Rearrange String k Distance Apart
Description
Given a non-empty string str and an integer k, rearrange the string such that the same characters are at least distance k from each other.
All input strings are given in lowercase letters. If it is not possible to rearrange the string, return an empty string "".

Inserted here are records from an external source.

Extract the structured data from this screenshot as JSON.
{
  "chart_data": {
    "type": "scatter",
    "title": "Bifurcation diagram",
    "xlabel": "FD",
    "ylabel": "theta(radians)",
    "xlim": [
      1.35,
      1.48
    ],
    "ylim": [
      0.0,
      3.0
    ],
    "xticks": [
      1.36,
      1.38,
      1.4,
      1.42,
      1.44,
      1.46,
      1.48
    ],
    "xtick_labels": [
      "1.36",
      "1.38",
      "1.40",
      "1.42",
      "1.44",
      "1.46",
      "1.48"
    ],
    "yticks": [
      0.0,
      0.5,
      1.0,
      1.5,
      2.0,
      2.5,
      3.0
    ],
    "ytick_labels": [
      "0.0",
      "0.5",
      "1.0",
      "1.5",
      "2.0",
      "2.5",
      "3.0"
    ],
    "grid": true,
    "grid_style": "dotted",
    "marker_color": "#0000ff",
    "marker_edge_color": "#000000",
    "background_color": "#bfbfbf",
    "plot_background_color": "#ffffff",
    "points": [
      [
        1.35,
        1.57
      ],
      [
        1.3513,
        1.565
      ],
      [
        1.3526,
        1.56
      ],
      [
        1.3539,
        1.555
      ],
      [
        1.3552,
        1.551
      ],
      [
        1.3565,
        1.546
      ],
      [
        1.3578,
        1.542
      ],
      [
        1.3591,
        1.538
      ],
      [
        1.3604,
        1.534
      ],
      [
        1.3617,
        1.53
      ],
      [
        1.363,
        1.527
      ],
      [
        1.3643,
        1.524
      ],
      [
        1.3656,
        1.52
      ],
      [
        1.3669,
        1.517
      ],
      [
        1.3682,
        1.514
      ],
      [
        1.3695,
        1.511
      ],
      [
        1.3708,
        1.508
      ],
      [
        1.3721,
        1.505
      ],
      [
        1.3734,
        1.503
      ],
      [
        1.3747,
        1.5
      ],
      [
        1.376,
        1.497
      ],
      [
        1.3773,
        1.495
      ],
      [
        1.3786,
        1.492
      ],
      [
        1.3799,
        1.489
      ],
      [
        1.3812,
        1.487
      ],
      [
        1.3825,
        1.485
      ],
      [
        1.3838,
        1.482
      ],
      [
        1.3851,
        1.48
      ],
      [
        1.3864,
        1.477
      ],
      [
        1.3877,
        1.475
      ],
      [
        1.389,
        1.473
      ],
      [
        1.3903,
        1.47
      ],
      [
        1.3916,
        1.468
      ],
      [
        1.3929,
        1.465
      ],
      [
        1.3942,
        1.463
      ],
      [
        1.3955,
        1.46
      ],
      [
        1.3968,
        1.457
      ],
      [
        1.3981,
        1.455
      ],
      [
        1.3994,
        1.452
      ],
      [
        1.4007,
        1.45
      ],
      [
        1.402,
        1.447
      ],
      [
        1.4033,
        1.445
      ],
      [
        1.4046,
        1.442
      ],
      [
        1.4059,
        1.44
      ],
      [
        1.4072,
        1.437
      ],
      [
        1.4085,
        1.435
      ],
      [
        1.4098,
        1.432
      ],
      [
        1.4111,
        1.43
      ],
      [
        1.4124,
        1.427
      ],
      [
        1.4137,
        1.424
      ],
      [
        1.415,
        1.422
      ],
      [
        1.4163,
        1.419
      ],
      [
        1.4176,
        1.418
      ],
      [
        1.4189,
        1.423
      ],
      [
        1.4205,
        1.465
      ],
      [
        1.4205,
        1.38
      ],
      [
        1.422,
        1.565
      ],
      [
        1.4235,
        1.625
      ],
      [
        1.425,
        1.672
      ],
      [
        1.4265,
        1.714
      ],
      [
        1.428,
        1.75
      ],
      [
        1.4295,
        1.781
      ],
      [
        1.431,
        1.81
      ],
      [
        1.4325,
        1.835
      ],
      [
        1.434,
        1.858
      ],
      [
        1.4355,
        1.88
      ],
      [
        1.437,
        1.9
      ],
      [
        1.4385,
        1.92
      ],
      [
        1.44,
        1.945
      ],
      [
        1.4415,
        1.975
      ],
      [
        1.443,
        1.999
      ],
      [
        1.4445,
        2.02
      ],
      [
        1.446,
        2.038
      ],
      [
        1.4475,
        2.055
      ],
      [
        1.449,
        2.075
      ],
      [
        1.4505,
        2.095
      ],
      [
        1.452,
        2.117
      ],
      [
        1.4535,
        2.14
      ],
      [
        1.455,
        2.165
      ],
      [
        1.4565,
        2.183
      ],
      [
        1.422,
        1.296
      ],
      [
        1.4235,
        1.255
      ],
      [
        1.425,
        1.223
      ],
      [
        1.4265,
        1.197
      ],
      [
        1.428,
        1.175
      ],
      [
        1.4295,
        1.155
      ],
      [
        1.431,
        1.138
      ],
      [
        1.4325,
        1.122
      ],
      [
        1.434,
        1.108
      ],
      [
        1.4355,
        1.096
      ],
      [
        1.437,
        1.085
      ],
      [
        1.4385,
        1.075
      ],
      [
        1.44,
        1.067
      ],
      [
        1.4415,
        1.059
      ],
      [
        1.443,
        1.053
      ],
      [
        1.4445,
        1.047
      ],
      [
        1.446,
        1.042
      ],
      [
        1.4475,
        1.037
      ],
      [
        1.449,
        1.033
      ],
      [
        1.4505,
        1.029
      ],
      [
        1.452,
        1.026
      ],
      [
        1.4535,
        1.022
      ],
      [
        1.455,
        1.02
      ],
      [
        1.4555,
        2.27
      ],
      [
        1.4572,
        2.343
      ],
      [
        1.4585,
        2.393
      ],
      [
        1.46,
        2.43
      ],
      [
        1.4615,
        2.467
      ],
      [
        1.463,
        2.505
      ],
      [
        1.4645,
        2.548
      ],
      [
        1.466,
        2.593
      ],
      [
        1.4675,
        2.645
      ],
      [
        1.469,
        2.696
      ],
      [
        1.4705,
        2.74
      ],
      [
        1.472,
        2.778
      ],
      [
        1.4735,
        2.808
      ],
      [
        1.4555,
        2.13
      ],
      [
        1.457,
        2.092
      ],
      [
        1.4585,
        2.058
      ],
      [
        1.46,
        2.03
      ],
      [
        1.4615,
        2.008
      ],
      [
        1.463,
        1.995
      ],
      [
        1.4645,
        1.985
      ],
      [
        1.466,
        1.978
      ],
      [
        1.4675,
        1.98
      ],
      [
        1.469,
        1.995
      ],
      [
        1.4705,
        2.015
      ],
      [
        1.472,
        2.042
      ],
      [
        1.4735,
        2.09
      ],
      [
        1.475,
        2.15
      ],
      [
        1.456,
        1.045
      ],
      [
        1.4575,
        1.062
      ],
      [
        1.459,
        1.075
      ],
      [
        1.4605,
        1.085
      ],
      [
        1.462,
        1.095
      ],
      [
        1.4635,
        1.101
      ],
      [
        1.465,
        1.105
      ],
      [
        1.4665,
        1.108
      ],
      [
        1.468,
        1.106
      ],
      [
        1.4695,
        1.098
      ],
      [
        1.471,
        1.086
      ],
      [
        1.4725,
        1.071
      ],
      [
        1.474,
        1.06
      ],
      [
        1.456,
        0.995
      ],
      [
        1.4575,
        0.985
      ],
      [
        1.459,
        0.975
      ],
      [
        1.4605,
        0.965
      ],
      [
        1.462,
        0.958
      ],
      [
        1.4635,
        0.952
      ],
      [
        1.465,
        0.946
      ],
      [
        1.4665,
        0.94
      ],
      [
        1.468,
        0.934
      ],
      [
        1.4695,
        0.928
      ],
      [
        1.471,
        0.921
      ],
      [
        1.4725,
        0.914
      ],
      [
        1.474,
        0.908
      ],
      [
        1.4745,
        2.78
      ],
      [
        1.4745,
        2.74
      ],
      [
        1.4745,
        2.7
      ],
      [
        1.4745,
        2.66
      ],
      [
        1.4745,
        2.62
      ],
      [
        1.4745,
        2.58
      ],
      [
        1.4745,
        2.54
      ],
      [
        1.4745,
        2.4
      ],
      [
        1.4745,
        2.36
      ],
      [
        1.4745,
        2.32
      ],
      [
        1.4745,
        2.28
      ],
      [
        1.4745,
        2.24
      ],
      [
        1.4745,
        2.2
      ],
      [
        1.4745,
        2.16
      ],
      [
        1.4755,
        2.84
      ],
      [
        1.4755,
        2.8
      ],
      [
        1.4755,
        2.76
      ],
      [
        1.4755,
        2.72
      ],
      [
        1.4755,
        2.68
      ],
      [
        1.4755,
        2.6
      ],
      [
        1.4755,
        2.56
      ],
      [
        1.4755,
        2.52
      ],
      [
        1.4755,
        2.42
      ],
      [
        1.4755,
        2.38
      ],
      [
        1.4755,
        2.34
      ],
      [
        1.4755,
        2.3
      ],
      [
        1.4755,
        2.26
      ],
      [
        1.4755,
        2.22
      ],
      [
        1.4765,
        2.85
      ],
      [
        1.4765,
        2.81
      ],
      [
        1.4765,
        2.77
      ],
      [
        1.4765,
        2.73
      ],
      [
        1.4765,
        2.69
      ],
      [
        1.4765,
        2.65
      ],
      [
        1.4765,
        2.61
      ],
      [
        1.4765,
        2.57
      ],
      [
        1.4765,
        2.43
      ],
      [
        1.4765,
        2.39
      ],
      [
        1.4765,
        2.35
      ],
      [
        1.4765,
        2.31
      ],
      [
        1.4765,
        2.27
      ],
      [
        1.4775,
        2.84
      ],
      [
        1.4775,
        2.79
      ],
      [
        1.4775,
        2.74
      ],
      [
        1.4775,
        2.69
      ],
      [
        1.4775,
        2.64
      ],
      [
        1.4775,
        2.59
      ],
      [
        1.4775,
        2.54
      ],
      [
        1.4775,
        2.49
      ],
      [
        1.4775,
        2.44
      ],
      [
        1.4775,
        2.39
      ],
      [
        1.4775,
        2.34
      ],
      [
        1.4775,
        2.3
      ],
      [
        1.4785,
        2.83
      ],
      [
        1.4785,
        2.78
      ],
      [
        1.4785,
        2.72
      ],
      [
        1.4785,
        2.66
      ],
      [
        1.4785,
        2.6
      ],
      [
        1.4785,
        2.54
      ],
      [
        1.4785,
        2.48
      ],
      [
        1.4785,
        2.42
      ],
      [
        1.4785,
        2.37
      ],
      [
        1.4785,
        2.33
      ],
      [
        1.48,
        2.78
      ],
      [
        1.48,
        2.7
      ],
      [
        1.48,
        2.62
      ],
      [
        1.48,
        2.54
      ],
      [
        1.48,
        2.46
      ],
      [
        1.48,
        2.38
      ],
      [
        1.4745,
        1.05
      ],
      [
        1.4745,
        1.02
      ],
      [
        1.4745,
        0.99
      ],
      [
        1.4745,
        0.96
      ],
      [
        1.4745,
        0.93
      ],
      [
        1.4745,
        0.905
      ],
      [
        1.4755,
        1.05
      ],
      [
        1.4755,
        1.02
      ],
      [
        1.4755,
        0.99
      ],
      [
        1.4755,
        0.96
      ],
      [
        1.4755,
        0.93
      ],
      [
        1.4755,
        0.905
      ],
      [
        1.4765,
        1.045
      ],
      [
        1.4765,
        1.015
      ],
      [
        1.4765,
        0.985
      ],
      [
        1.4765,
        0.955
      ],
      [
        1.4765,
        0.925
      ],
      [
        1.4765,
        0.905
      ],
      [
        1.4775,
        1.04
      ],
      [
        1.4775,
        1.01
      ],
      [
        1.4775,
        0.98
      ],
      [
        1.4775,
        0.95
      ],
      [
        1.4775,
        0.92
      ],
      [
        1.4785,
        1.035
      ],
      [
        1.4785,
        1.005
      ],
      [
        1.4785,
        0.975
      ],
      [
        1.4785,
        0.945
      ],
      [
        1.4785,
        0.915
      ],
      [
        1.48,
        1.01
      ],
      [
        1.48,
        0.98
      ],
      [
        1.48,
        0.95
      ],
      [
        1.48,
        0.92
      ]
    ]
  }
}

Example 1: str = "aabbcc", k = 3
Result: "abcabc"
The same letters are at least distance 3 from each other. Example 2: str = "aaabc", k = 3
Answer: ""
It is not possible to rearrange the string. Example 3: str = "aaadbbcc", k = 2
Answer: "abacabcd"
Another possible answer is: "abcabcda"
The same letters are at least distance 2 from each other.
Hint
Train of Thought
This is a greedy problem. Every time we want to find the best candidate: which is the character with the largest remaining count. Thus we will be having two arrays. One count array to store the remaining count of every character. Another array to keep track of the most left position that one character can appear. We will iterated through these two array to find the best candidate for every position. Since the array is fixed size, it will take constant time to do this. After we find the candidate, we update two arrays.
Code
public class Solution {
public String rearrangeString(String str, int k) {
int length = str.length();
int[] count = new int[26];
int[] valid = new int[26];
for(int i=0;i<length;i++){
count[str.charAt(i)-'a']++;
}
StringBuilder sb = new StringBuilder();
for(int index = 0;index<length;index++){
int candidatePos = findValidMax(count, valid, index);
if( candidatePos == -1) return "";
count[candidatePos]--;
valid[candidatePos] = index+k;
sb.append((char)('a'+candidatePos));
}
return sb.toString();
}
private int findValidMax(int[] count, int[] valid, int index){
int max = Integer.MIN_VALUE;
int candidatePos = -1;
for(int i=0;i<count.length;i++){
if(count[i]>0 && count[i]>max && index>=valid[i]){
max = count[i];
candidatePos = i;
}
}
return candidatePos;
}
}